HR future leader of the month: Alex Dobbie

HR magazine speaks to the future leaders of the function about what they think will shape it.

What are your main concerns in HR today?

I think we could all be more assertive around the value HR can add to the business. We need to be challenging, commercial and lean into every business conversation, rather than wait for the ‘people stuff’ to come up.

We should be businesspeople across all fields (legal, finance, marketing, commercial, operations). But our USP is that we happen to have a deep specialism in all things people and culture. We know our businesses inside out, and continually revisit our base assumptions of this by spending time with the frontline, so that we can make decisions and contributions with real knowledge and credibility.

What will become more important for HR over the next five years?

It feels that we have been saying this for a long time, but we still need to prioritise our approach to diversity and inclusion. This is of particular focus now, with the global conversation underway regarding the contribution that women make and some of the barriers they still experience. In HR we need to take a hard objective look at ourselves to examine whether the processes we sit across are unconsciously part of the system that perpetuates this.

What subjects will HR still be tackling when you retire?

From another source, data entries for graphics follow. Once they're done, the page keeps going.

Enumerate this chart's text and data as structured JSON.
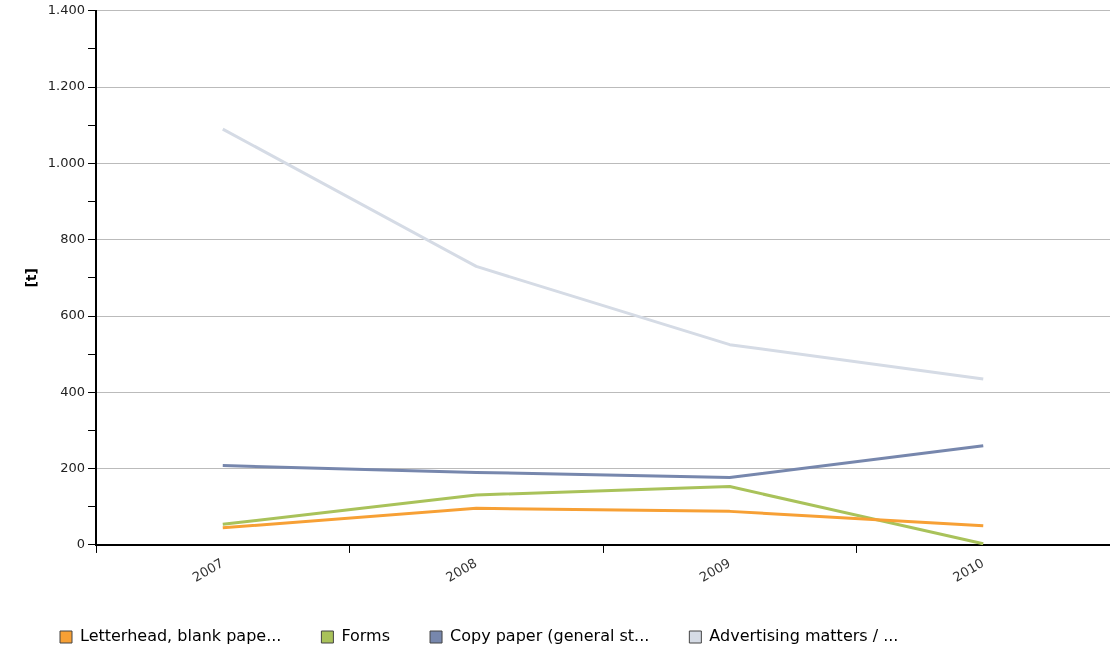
{
  "chart_data": {
    "type": "line",
    "ylabel": "[t]",
    "categories": [
      "2007",
      "2008",
      "2009",
      "2010"
    ],
    "series": [
      {
        "name": "Letterhead, blank pape...",
        "color": "#f7a035",
        "values": [
          45,
          96,
          88,
          50
        ]
      },
      {
        "name": "Forms",
        "color": "#a9c25a",
        "values": [
          54,
          131,
          153,
          3
        ]
      },
      {
        "name": "Copy paper (general st...",
        "color": "#7787ad",
        "values": [
          208,
          190,
          177,
          260
        ]
      },
      {
        "name": "Advertising matters / ...",
        "color": "#d5dbe5",
        "values": [
          1090,
          730,
          525,
          435
        ]
      }
    ],
    "ylim": [
      0,
      1400
    ],
    "yticks": [
      {
        "value": 0,
        "label": "0"
      },
      {
        "value": 100,
        "label": null
      },
      {
        "value": 200,
        "label": "200"
      },
      {
        "value": 300,
        "label": null
      },
      {
        "value": 400,
        "label": "400"
      },
      {
        "value": 500,
        "label": null
      },
      {
        "value": 600,
        "label": "600"
      },
      {
        "value": 700,
        "label": null
      },
      {
        "value": 800,
        "label": "800"
      },
      {
        "value": 900,
        "label": null
      },
      {
        "value": 1000,
        "label": "1.000"
      },
      {
        "value": 1100,
        "label": null
      },
      {
        "value": 1200,
        "label": "1.200"
      },
      {
        "value": 1300,
        "label": null
      },
      {
        "value": 1400,
        "label": "1.400"
      }
    ],
    "grid": "y",
    "legend": "bottom left",
    "marker": "none",
    "line_style": "solid"
  }
}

While the rise of AI is undoubtedly going to transform all of our lives, for me the value of human intervention will remain fundamental and businesses will need HR expertise more than ever.

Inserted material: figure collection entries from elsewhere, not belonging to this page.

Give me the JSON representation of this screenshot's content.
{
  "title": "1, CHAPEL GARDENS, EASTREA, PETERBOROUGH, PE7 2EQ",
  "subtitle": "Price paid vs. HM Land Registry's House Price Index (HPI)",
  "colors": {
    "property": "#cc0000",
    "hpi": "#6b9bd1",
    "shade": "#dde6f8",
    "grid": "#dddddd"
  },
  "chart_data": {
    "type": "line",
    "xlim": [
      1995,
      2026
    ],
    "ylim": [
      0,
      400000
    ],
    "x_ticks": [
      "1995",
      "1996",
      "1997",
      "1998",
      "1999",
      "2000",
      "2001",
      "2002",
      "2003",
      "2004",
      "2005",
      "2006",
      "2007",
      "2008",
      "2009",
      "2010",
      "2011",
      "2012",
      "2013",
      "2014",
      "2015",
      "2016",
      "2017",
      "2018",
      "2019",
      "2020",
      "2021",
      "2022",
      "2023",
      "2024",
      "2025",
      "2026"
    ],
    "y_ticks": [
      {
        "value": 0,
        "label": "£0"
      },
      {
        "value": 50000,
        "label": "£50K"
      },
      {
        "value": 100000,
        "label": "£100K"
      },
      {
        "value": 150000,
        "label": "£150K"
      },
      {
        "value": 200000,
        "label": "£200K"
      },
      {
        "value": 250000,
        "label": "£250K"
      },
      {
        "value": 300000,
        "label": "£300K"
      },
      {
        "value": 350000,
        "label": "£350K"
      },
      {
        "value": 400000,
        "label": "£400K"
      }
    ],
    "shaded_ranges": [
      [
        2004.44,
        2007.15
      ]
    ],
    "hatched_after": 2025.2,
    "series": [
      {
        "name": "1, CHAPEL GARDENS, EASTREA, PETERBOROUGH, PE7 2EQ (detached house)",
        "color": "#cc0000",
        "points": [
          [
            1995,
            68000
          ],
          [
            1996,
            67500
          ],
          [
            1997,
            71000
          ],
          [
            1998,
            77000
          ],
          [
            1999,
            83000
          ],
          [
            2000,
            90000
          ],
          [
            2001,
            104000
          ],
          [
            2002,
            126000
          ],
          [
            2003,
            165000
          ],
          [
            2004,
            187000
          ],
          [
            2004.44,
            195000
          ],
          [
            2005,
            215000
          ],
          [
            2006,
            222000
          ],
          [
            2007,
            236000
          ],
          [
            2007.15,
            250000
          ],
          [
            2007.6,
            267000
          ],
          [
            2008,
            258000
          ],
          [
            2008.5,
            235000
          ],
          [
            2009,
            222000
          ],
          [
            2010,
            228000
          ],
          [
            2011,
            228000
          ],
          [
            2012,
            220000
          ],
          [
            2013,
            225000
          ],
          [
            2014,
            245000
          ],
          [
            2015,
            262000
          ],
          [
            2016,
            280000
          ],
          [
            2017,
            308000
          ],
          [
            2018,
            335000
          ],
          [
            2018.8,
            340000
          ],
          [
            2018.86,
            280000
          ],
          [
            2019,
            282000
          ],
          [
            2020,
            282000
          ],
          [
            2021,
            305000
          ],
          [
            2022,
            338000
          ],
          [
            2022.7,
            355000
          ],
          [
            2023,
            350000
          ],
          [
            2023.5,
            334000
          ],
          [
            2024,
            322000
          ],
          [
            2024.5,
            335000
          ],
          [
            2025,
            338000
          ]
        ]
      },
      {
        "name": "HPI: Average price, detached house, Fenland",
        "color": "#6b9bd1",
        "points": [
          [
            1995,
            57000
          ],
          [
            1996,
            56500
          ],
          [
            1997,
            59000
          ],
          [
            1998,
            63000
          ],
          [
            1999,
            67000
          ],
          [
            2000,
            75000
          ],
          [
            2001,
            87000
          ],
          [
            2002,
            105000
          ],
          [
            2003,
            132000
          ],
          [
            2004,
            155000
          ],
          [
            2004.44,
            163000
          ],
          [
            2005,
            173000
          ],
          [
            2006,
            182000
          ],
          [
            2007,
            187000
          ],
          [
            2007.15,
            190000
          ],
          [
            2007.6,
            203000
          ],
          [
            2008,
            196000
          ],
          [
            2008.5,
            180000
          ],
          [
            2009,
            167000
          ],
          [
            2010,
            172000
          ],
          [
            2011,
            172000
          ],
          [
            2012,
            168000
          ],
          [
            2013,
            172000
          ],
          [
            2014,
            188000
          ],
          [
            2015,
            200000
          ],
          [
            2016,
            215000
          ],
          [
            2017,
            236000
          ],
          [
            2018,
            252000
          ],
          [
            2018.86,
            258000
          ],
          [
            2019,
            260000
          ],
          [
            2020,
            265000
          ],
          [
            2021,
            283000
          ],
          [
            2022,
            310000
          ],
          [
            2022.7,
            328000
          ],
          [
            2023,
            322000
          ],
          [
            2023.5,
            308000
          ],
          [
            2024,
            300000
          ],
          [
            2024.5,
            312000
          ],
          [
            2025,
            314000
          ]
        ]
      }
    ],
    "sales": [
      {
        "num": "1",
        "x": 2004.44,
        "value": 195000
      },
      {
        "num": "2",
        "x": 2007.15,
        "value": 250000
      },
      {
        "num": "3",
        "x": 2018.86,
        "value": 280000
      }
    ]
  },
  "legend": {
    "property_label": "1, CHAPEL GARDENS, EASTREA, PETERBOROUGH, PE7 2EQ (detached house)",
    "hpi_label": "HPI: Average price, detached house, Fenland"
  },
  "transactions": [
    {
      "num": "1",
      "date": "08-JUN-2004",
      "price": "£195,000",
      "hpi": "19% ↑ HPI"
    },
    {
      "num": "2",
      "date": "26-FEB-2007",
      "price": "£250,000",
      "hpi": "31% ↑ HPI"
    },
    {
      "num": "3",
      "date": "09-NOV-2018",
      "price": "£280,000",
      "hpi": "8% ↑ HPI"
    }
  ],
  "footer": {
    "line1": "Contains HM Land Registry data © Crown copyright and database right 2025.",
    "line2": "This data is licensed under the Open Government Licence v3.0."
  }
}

A diverse workforce will be central to this and we will need to reclassify how we view diverse styles in the workplace. At the BBC we are really interested in neurodiversity, and whether there are specific initiatives we can put in place to encourage the recruitment of neurodivergent people. Research tells us that neurodivergent people often make the most engaged, productive employees. And from a creative perspective this is a huge untapped resource.

What do you plan to do to change HR for the better?

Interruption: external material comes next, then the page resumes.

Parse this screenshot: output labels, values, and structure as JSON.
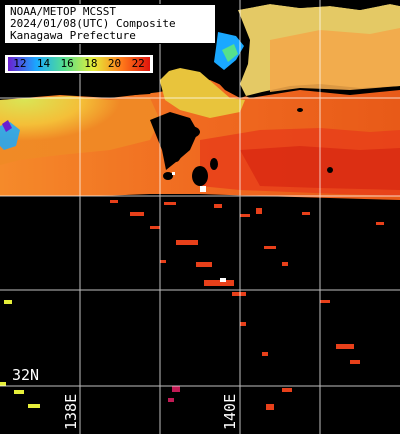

I’m not sure I could claim to do that! It would be good if, through the teams I work with, we manage to diversify HR and remove those barriers described above – so that we are looked upon as trusted strategic partners at the top level of our businesses while keeping our people specialism razor-sharp.

That starts with being confident in the contribution we can make across the whole business spectrum. But it’s also being aware that we all have a shared responsibility for the reputation of HR wherever we work, and for pushing the profession forward in all we do.